Clerici is a man on the move (in practical terms into marriage and from Italy to Paris and back), and Vittorio Storaro's crafty camera moves with him. The film's signature technique is a sideways tracking shot whose back and forth motion imitates Clerici's own pacing between different situations and different definitions of normal. Trintignant gives Clerici a mincing, worried run; he is always in a stiff rush to hit his mark, where he then assumes practiced cool, fedora set just right.
Of course, when he is supposed to actually hit his mark, according to the plan he devised and the secret police approved, all that cool falls apart. (And Storaro, the master behind Apocolypse Now, first goes still and then, with a handheld camera, jumbled.) Partly it's because of a woman (arch beauty Dominique Sanda). Mostly, I suspect, it's because France (at least in 1938) is not Italy, and in Paris Clerici cannot find the normal in murder. Bertolucci describes the political differences architecturally: In Italy, the buildings overwhelm the people comically (an influence on Brazil?); in Paris, people dash in and out of shops, find the Eiffel Tower disappointing, and prance in a long chain that embraces a dance hall and finally Clerici.

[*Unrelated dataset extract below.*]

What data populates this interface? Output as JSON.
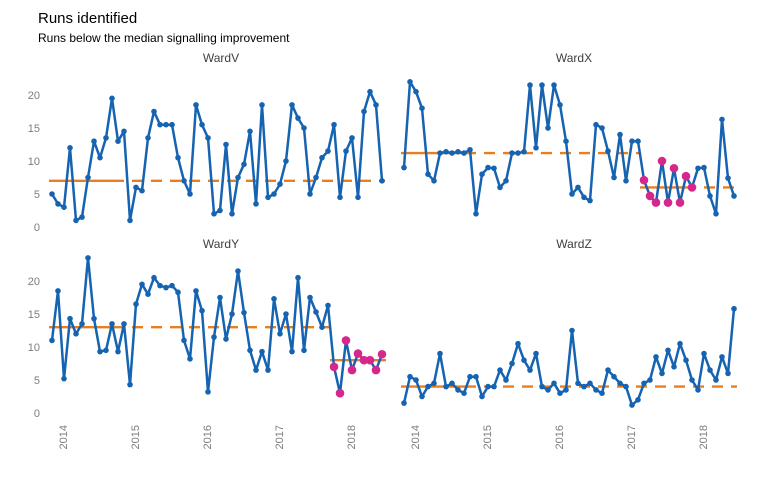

The latter scene delights in ambiguity. Clerici's wife (Stefania Sandrelli), dressed in white crossed with black, dances teasingly with Sanda's cream-gowned Anna, while Clerici dances from and to that hatchet man (Gastone Moschin), who wants to remind him of his purpose. The beautiful women lead the dancers in a romping line that ends in a tightening spiral around Clerici. His face tenses further. He may follow the crowd, but he finds it suffocating.
Clerici's ostensible reason for this anxious lust for normality is his abuse, at 13, at the hands of his chauffeur, and his young self's reaction. But, in another crowd-buffeted scene at film's end, Bertolucci pulls Clerici's explanation out from under him. Yes, the boy was mistreated--even by fate--but by no means does it excuse what the adult has done, is doing. (All the acts of violence here look ugly and petty--glamorous they're not.) As with more recent films such as Gregg Araki's Mysterious Skin and Pedro Almodóvar's Bad Education, the question becomes: What comes after trauma (sexual or political)? How will you choose to live?
Early on, Clerici asks a blind man what a normal man is. "He loves people like himself," comes the response. But what Clerici loves and what he is are two different things. And perhaps that is the truth that resonates most in America in 2005, from this most appropriately timed rerelease.